Chapter 4

Ariel

The scariest moment is always just before you start.

Stephen King

An agent and her best client becoming lovers is probably a literary cliché, but it was impossible not to fall in love with Charles Miller. He was kind and thoughtful, clever and sympathetic, as well as being the sexiest man alive. I was astonished that he was still single, although I knew, because I’d quizzed him, that he’d had a couple of longer-term relationships in the past. However, none had become serious enough for him to live with the women involved. My questions about his love life were entirely professional – at least that’s what I told myself – because I was trying to find interesting personal anecdotes that could be used for publicity.

The first time he came back to my apartment was after the Saxby-Brown and Xerxes teams had celebrated his Booker nomination in traditional fashion with champagne and cocktails at a trendy new Soho bar, and he was full of praise for me and all I’d done for him.

‘You’re my client,’ I told him as I handed him the coffee I’d invited him in for (with the purest of motives, honestly; he’d muttered about needing to sober up before going back to his hotel). ‘Of course I’ve done all I can for you.’

‘I might be a client to you, but you’re more than an agent to me.’ His voice was huskier than ever. ‘I mean it, Ariel. I . . . well . . . honestly, I don’t know how I’d manage without you.’

And then we were in each other’s arms and the coffee was forgotten as we stumbled to the bedroom and had hot, steamy sex with the curtains open and the lights of London cheering us on in the background.

It was as though a dam had burst. We couldn’t keep our hands off each other. Charles was still living in Dublin, but he came to London every second weekend. We had sex in every room of my apartment, in the Saxby-Brown offices (late one evening, when the staff had gone home) and in the various hotels we took off to around the country. We were mad for each other, and it was the best time of my life.

We managed to keep our relationship under wraps for longer than I expected, but were eventually outed when another agent and his wife stayed at the same hotel as us one weekend. By then, though, I didn’t care who knew. I was proud to be Charles’s agent and equally proud to be his lover.

After that, when we were out together, we were the ultimate literary couple. I loved turning up to events with him, knowing I looked good, felt great and was well respected. I glowed from the inside out. My skin was dewy. And because I went to the gym every morning before work, my body was firm and lean.

I said all this, except for my body self-praise, one morning as we lay in bed together, exhausted from the publishing party we’d been to the night before and the great sex we’d had when we woke up.

‘You make it sound as though we’re a commercial arrangement.’ He frowned.

‘I’ve also just said I love you,’ I told him. ‘That’s hardly commercial.’

‘But you said it as though you were telling me to take an offer, not as though you really meant it.’
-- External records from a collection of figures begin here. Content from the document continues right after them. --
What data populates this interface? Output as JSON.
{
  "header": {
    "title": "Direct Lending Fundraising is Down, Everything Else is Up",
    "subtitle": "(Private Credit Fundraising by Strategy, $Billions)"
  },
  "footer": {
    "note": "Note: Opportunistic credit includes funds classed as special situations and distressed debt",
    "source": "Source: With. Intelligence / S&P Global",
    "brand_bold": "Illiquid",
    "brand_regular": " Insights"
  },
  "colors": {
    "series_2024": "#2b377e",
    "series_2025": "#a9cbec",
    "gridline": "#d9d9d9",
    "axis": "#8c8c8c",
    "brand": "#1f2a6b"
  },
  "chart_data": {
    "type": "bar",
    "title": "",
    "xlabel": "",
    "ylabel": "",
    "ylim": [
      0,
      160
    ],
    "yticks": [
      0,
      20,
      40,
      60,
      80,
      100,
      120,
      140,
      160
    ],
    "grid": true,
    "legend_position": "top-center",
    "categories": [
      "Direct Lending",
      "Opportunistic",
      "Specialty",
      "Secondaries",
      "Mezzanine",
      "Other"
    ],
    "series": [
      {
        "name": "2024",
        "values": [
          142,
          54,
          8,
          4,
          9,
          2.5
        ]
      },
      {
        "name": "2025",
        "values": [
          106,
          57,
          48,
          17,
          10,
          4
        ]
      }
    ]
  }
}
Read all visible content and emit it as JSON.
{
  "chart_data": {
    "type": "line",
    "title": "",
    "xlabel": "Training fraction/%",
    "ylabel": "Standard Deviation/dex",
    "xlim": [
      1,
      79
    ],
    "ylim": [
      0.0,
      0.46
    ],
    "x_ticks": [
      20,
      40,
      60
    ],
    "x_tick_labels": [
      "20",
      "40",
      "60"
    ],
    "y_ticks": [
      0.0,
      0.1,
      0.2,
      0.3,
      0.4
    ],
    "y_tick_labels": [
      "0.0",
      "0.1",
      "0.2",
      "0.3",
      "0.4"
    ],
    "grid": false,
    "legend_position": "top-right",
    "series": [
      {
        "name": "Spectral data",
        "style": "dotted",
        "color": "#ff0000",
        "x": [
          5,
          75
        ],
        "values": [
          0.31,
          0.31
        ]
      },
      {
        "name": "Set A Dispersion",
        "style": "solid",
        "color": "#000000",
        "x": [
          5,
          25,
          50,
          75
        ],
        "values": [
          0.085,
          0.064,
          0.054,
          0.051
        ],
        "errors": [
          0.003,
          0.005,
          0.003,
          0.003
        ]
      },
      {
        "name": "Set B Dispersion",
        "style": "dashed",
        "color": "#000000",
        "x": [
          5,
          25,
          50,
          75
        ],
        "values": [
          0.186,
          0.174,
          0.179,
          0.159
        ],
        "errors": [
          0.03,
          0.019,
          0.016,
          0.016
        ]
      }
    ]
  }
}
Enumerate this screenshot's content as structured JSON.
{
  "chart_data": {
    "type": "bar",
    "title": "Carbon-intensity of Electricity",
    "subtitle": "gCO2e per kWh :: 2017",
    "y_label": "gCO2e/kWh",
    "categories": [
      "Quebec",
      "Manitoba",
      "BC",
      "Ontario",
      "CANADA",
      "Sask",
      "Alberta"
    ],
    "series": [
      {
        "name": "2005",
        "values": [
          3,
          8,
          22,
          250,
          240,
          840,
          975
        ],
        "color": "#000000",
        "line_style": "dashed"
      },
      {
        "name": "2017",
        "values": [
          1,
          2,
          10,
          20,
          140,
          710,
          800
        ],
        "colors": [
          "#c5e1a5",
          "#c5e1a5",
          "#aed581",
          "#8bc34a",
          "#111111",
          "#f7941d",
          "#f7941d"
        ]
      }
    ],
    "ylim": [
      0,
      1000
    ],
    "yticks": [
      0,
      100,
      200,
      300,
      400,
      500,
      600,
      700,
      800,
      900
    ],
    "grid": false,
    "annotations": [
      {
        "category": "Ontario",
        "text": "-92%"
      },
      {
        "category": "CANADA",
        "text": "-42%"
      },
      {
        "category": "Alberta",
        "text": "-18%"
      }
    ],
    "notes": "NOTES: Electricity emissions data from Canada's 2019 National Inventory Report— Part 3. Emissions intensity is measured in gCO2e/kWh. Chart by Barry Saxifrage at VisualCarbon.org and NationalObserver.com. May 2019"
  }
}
‘After what we’ve just done, you think I don’t mean it?’ I raised an eyebrow and then burrowed under the light summer duvet, where I began to kiss him slowly.

‘I . . .’ He wasn’t able to say anything else.

I’m even better at sex than at being an agent. After all, if a job’s worth doing, it’s worth doing well. One of my maternal granny’s favourite clichés and one that I actually live by.

When we’d both regained our breath, he propped himself up on one arm.

‘Move back to Dublin with me.’

I automatically glanced towards the full-length window, where I could see the Thames, busy with boats. I always considered the river to be the spine of the city, a proper working waterway, unlike Dublin’s Liffey, which was under-utilised by comparison.

‘I came to London to build my career,’ I reminded him as I turned to face him again. ‘Dublin’s far too small a pond for me to fish in.’

‘And yet you found me.’

‘You found me.’ I smiled.

‘We found each other,’ he amended. ‘And I don’t want to lose you. But we can’t go on like this, commuting back and forth, seeing each other so infrequently.’

‘We see each other twice a month But perhaps I could come to Dublin the other weekends,’ I suggested.

‘It’s still a peripatetic lifestyle, isn’t it?’

‘I wonder how many people use that word in actual day-to-day living,’ I murmured. ‘We travel back and forth because we want to.’